Damit verkennt der BGH, welche Relevanz eine bloß „deklaratorische“ Regelung haben kann. Sicherlich, für Menschen, die dem binären Geschlechtersystem entsprechen, ist dies nicht immer sichtbar. Dabei ist evident, dass ein Eintrag im Personenstandsregister eine ganz spezifische Nähe zum Allgemeinen Persönlichkeitsrecht aufweist. Bei Personen, die nicht in die geschlechtlich vermeintlich binäre Welt passen, wird die Identität häufig in Frage gestellt. Sei es beim Bezahlen mit EC-Karte, beim Schwimmbadbesuch, bei der Toilettennutzung, auf Reisen oder im Sportunterricht: Die “nicht Passenden” werden aufgefordert, Identität, Geschlecht und Zugehörigkeit nachzuweisen. Nicht über ein Personaldokument zu verfügen, das die eigene Identität als existierende dokumentiert und damit gegenüber dritten als relevant markiert, führt dazu, dass Menschen, die nicht in das Zwei-Geschlechter-System passen, in Ermangelung eines solche Papiers Situationen meiden, in denen ihr Geschlecht eine Rolle spielen könnte. Die Folge ist eine erhebliche Erschwerung der Partizipation am öffentlichen Leben.

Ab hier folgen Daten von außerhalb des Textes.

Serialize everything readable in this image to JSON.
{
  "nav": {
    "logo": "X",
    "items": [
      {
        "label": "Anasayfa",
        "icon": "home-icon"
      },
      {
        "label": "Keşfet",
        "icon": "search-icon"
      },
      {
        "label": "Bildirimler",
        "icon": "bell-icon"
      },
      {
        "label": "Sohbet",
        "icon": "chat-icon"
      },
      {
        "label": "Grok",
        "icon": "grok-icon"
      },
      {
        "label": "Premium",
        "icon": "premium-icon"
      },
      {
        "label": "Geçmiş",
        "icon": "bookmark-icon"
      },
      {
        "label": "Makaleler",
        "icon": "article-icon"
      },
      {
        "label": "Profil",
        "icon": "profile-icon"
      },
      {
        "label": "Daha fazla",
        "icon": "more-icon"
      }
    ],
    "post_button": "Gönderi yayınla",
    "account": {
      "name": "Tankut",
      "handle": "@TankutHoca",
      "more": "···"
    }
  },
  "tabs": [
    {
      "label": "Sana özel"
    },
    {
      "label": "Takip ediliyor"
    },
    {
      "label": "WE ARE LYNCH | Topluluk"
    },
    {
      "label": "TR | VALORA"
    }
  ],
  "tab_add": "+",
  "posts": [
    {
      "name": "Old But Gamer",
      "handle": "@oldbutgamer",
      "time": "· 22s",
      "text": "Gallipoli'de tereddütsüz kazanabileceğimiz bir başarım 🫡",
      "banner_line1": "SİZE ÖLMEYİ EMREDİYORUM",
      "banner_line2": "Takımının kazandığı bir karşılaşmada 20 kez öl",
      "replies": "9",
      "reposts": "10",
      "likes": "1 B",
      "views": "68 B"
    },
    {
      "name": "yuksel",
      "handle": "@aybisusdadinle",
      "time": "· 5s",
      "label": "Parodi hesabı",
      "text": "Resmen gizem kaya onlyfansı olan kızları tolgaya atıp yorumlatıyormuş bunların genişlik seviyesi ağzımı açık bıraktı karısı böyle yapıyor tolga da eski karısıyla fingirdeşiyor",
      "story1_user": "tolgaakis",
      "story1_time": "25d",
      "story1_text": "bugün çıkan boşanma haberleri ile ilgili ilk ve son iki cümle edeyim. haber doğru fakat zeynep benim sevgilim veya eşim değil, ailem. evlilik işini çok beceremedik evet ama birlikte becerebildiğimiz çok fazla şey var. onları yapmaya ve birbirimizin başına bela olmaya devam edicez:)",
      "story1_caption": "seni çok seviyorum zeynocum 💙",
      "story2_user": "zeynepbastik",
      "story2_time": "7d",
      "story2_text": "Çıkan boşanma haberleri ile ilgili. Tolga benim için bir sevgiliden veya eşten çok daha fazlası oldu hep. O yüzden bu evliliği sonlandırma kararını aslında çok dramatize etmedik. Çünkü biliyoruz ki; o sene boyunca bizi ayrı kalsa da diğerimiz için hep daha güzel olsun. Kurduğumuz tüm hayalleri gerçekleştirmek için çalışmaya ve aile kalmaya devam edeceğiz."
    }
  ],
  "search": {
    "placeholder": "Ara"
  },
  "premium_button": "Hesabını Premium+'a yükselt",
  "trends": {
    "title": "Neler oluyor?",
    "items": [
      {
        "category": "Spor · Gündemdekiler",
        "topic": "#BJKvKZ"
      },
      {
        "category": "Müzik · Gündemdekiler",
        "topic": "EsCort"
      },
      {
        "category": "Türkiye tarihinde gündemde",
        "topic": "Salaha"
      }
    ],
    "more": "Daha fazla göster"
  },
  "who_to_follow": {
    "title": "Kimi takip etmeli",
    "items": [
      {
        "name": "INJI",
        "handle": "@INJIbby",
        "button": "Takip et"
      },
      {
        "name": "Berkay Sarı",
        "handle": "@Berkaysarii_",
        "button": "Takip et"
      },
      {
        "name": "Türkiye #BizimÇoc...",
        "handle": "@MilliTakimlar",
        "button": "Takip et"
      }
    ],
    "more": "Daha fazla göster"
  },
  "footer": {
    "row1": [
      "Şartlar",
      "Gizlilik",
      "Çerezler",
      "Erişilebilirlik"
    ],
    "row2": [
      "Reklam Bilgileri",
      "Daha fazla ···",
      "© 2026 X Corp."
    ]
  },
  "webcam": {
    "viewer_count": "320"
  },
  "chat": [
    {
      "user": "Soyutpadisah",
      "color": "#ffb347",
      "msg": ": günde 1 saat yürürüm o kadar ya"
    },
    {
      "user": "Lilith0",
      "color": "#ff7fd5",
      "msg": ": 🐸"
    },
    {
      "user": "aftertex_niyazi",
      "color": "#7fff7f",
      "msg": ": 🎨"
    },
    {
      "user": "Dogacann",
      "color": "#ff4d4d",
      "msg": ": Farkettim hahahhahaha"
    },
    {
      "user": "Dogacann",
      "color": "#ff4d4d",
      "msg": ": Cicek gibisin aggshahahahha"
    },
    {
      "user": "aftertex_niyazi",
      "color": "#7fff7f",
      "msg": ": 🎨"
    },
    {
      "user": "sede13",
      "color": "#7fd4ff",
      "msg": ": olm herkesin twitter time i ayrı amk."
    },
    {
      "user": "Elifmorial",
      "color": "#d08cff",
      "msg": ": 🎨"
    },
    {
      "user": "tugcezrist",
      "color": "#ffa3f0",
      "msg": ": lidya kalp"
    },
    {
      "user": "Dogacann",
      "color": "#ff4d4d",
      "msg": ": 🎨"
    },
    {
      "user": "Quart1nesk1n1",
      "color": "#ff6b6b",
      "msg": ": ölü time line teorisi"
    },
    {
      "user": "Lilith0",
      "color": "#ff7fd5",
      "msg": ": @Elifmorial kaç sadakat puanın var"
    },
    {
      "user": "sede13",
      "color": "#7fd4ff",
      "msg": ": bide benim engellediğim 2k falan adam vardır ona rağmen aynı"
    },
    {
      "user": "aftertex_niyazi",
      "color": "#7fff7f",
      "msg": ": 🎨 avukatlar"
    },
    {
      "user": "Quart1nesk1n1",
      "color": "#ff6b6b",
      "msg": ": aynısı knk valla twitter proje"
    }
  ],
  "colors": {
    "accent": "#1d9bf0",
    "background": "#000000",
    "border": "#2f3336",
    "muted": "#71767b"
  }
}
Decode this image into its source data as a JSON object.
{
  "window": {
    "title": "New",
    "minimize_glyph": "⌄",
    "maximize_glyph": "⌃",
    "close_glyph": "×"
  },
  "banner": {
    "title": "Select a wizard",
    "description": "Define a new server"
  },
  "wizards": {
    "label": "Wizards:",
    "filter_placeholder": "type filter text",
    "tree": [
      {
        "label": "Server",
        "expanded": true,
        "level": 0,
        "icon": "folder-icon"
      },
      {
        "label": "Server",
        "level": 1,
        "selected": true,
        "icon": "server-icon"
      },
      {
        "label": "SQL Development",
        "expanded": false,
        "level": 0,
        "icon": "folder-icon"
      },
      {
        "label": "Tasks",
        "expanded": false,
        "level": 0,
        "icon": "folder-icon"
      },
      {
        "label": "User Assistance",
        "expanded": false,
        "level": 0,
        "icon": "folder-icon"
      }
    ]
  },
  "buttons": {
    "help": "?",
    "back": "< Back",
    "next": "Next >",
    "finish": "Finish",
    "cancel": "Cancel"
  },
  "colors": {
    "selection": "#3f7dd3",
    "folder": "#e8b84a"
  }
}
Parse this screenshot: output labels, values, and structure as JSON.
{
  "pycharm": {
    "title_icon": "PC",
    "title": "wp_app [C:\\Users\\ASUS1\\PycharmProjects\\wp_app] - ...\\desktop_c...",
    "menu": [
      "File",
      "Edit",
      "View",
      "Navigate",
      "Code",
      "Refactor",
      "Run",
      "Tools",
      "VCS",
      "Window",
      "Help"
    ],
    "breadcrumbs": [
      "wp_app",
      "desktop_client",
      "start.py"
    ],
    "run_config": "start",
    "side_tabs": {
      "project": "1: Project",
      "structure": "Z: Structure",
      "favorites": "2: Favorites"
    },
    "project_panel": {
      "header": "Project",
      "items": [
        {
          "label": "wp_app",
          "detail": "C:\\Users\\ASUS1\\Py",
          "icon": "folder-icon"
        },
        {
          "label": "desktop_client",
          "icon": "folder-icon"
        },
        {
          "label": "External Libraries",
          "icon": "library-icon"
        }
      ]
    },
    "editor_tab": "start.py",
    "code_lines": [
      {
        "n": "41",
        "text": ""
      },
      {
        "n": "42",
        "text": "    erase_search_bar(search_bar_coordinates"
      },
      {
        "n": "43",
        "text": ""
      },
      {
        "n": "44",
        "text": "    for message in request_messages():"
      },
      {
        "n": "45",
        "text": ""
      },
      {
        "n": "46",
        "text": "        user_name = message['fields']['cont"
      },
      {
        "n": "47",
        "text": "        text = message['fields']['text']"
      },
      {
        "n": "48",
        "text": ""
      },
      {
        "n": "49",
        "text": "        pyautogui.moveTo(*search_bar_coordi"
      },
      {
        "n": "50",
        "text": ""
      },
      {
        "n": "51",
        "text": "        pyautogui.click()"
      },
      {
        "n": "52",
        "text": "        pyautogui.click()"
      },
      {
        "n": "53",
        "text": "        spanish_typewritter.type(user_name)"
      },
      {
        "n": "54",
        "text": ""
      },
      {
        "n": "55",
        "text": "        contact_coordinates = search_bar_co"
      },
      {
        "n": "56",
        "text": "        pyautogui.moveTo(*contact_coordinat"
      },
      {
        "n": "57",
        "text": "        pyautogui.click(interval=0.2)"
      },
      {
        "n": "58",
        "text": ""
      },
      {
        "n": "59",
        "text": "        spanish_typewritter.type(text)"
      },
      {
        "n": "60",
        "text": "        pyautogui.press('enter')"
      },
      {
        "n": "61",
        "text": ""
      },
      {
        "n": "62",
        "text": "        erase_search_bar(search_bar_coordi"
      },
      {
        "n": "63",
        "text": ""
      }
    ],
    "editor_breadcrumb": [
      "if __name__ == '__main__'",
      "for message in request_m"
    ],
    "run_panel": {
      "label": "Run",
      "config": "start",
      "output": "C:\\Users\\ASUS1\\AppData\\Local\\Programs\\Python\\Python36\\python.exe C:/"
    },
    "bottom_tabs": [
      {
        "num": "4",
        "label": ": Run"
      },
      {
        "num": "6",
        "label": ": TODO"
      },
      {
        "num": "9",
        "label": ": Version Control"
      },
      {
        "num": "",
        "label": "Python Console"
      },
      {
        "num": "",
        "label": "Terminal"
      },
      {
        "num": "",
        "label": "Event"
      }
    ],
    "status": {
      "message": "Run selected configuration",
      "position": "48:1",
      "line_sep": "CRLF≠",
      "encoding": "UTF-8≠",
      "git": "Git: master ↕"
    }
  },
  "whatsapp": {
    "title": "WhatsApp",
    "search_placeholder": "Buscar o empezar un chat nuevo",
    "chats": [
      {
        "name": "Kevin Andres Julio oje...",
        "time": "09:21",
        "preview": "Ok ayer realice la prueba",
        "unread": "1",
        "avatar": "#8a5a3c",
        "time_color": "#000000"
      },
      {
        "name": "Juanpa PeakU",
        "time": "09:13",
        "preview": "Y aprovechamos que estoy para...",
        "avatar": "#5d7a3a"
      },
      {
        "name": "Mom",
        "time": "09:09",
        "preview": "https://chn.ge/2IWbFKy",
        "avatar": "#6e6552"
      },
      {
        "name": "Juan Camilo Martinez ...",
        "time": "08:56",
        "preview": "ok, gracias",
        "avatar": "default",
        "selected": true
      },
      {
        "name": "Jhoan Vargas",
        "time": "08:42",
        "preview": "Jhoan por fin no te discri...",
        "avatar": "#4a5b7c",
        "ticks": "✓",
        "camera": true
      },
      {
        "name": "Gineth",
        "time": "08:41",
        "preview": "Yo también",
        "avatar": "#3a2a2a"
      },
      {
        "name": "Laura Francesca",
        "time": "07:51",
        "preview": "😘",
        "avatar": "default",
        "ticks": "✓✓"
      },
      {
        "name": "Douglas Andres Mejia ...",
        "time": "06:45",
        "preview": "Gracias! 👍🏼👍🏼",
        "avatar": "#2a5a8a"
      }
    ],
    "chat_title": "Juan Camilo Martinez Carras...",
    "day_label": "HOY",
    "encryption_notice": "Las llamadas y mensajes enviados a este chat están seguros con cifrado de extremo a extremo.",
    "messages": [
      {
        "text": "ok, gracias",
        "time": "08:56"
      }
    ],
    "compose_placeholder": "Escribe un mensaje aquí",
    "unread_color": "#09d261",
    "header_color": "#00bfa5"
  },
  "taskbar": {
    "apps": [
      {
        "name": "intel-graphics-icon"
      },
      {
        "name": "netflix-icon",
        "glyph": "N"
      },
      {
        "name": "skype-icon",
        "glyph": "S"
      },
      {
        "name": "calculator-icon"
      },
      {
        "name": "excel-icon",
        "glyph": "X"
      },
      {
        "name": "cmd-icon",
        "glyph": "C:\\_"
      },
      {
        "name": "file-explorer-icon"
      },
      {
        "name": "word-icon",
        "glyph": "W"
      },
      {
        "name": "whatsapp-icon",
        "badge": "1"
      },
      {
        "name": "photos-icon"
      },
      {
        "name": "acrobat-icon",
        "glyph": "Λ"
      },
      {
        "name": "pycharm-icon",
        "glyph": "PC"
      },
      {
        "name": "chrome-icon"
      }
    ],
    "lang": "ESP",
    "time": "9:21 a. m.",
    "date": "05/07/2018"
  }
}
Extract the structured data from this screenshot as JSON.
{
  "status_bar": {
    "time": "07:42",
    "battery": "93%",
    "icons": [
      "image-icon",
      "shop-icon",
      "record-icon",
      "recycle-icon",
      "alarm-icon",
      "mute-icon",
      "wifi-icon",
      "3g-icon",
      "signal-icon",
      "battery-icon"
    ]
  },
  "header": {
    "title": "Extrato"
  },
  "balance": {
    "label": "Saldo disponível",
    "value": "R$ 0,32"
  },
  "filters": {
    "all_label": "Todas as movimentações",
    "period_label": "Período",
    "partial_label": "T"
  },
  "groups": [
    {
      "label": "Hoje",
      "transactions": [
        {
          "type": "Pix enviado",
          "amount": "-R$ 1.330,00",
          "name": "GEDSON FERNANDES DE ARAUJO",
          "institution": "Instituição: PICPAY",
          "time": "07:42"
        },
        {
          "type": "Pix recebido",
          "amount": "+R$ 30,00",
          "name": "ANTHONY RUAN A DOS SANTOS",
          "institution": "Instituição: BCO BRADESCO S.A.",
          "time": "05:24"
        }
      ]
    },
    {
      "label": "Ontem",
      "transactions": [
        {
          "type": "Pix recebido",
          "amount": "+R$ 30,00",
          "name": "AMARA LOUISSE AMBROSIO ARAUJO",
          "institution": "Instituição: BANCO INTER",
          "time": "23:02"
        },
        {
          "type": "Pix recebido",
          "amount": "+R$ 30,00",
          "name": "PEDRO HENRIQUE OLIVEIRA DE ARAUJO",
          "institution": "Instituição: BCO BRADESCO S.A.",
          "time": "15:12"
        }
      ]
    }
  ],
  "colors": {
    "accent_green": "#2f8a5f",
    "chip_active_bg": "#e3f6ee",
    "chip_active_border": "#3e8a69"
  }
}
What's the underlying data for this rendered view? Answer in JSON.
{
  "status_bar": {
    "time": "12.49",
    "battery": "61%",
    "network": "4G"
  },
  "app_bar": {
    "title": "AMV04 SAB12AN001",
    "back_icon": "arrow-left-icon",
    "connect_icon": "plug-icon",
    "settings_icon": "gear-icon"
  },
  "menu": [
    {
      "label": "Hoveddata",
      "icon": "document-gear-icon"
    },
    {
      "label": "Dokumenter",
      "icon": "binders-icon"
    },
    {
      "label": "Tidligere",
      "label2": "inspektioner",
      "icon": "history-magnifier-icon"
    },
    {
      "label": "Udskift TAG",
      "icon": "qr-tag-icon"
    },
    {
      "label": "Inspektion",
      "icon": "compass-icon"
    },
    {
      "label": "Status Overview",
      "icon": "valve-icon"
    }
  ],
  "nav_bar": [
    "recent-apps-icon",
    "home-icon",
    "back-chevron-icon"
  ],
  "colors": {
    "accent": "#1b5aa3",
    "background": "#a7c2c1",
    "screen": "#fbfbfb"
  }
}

Strategisch sinnvoll ist es daher, die Entscheidung des Bundesverfassungsgerichts einzuholen. Das hat nämlich schon mehrfach Verständnis für Personen außerhalb der Normgesellschaft bewiesen und gleichzeitig staatliche Ordnungsinteressen ins Verhältnis zum individuellen Rechtssubjekt gesetzt.

Warten auf das Verfassungsgericht

Hier letztlich könnte gerade die erste Entscheidung des Bundesverfassungsgerichts zu Transsexualität eine sinnvolle Parallele bieten. Wie in späteren Entscheidungen zum Transsexuellengesetz machte das Bundesverfassungsgericht schon 1978 deutlich: Erwartungen an Geschlecht sind durchaus wandelbar – ebenso wie Geschlecht selbst. Besonders allerdings war: Es gab noch keinen vom Gesetzgeber beschlossenen Anspruch auf Änderung des rechtlichen Geschlechts. Und durch diese nichtvorhandene Regelung wurde die gesamte Gesetzeslage, die eine rechtliche Änderung des Geschlechtseintrages verhinderte, verfassungswidrig. In Bezug auf Intergeschlechtlichkeit bleibt zu hoffen, dass das Bundesverfassungsgericht ähnlich wie in seinen Urteilen zu Transgeschlechtlichkeit bereit ist mit geschlechtlichen Erwartungen aus dem Familien- und Personenstandsrecht zu brechen. Am 2. September wird Vanja mit Unterstützung der Kampagne „Dritte Option“ Beschwerde beim Bundesverfassungsgericht einlegen.


One Comment

  1. Peter Camenzind Wed 10 Aug 2016 at 23:56 - Reply

    Eine unterbleibene Geschlechtsangabe im Personenstandsregister ist nur bei zwischengeschlechtlicher Identiät möglich. Damit kann dies faktisch bereits deklaratorisch quasi einer dritten Kategorie gleichkommen. Manchen mag dies nicht genügen, dass nicht ausdrücklich eindeutig eine zwischengeschlechtliche Identität ausgewiesen ist. Dies obwohl doch tatsächlich mehr, nämlich eine Geschlechtsidentität dazwischen vorliegt. Es kann nur nicht ganz klar scheinen, inwiefern sich jemand mit einer zwischengeschlechtlichen Identität eher auf eine öffentliche Toilette trauen kann, wenn in dem Personenstandsregister eine zwischengeschlechtliche Identiät ausdrücklich vermerkt ist, statt nur einer unterbleibenen Eintragung etc. Bei zwischengeschlechtlicher Identität kann eine Benutzung einer öffentlichen Toilette gleichermaßen Schwierigkeiten begründen, unabhängig von ausdrücklichen oder unterlassenen Eintragungen im Personstandsregister. So etwa, wenn die benutzte geschlechtsspezifische unterschiedene Toilette einer Geschlechtsidentität vom rein äußerlichen Erscheinungsbild widerspricht.